Friday, October 5, 2012


Last week I had the privilege of seeing the Roundabout Theatre's production of Cyrano de Bergerac, which I had never seen before.  Talking it over today with an actress friend I found myself praising the actor who played the lead for giving the character the depth and mystery of a late Beethoven sonata:  challenging all definitions, risking disintegration, coming together movingly in the play's final moments.

"Isn't that what all art is about?" she asked.

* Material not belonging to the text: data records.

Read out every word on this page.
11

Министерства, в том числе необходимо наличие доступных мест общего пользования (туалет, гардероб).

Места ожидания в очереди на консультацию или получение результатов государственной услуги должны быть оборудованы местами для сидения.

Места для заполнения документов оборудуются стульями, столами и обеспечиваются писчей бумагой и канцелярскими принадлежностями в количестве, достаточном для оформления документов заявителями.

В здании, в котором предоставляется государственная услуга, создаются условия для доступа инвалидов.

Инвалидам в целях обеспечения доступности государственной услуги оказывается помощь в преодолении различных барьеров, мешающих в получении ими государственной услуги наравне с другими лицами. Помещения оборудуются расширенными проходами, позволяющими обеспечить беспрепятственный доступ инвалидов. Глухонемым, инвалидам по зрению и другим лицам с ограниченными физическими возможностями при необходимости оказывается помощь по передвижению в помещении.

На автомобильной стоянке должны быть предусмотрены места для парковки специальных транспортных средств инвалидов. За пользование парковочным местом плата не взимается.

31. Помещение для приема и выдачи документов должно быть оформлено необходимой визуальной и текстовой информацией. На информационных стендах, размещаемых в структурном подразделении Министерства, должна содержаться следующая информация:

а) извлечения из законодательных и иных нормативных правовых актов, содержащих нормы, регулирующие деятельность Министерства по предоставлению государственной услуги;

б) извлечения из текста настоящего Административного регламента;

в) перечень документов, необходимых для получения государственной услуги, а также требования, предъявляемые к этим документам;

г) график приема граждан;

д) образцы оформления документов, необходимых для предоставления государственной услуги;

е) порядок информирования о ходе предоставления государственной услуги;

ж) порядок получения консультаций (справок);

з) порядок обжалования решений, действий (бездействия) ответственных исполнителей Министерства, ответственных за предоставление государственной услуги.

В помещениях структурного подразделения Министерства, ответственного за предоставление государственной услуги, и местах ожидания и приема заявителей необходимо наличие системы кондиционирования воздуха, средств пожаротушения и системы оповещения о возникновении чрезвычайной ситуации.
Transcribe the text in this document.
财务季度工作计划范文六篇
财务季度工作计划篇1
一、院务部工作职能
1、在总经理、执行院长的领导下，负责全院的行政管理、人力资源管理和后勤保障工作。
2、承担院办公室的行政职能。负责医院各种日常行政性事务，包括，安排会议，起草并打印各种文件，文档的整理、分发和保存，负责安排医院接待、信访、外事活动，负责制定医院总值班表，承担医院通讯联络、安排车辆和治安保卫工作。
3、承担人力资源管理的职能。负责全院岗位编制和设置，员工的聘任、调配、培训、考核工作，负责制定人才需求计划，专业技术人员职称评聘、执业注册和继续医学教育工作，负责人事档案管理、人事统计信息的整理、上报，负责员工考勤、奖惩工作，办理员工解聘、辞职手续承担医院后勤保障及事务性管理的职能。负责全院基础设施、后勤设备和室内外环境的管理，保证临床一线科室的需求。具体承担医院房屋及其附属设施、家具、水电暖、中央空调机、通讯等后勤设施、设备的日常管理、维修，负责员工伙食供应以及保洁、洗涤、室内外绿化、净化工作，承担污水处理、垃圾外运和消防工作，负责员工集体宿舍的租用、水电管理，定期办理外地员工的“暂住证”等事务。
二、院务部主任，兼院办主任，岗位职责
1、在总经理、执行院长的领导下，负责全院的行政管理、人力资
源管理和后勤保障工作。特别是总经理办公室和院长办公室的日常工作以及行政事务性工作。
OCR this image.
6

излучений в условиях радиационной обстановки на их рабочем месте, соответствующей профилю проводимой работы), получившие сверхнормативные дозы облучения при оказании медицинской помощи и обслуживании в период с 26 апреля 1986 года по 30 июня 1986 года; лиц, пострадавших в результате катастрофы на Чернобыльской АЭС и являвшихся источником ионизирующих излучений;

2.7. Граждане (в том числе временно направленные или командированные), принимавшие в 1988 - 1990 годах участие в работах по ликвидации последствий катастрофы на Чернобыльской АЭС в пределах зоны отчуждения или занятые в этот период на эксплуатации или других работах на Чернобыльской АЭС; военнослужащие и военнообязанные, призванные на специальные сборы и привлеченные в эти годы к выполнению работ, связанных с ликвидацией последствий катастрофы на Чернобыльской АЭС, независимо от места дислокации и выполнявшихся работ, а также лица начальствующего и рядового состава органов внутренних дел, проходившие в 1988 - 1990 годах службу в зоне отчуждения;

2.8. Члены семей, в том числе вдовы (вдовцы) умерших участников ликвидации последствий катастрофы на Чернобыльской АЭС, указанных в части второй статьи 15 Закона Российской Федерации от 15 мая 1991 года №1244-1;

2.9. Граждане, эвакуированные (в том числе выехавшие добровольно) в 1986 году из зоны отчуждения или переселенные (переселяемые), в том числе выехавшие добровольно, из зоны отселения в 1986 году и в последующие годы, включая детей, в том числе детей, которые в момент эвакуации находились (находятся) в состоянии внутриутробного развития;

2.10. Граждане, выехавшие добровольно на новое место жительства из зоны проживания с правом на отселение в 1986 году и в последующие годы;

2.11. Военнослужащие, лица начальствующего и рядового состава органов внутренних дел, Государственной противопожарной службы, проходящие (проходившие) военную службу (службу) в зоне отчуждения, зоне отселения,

Ironically, at the suggestion of another friend, a literary type, I had just begun reading Melville's Pierre or The Ambiguities, of which I had never even heard.  It is hilarious.  Off the wall funny.  The edition I bought starts with a long introduction written by someone who believes that the reader, left to her own devices, will certainly miss the point.  That is always a possibility; history has many examples of readers/viewers/listeners missing the point, some of them in print.  (Take a look at Slonimsky's Dictionary of Musical Invective.)

But I enjoy taking the risk of being the only one in the theatre who laughs aloud, as at the showing many years ago of a documentary about the English countryside.  At a closeup of a herd of cows slopping up their fodder from the trough, the unseen orchestra struck up the overture to Cosi fan tutti.  Upon my bursting out laughing the usher threatened to throw me out.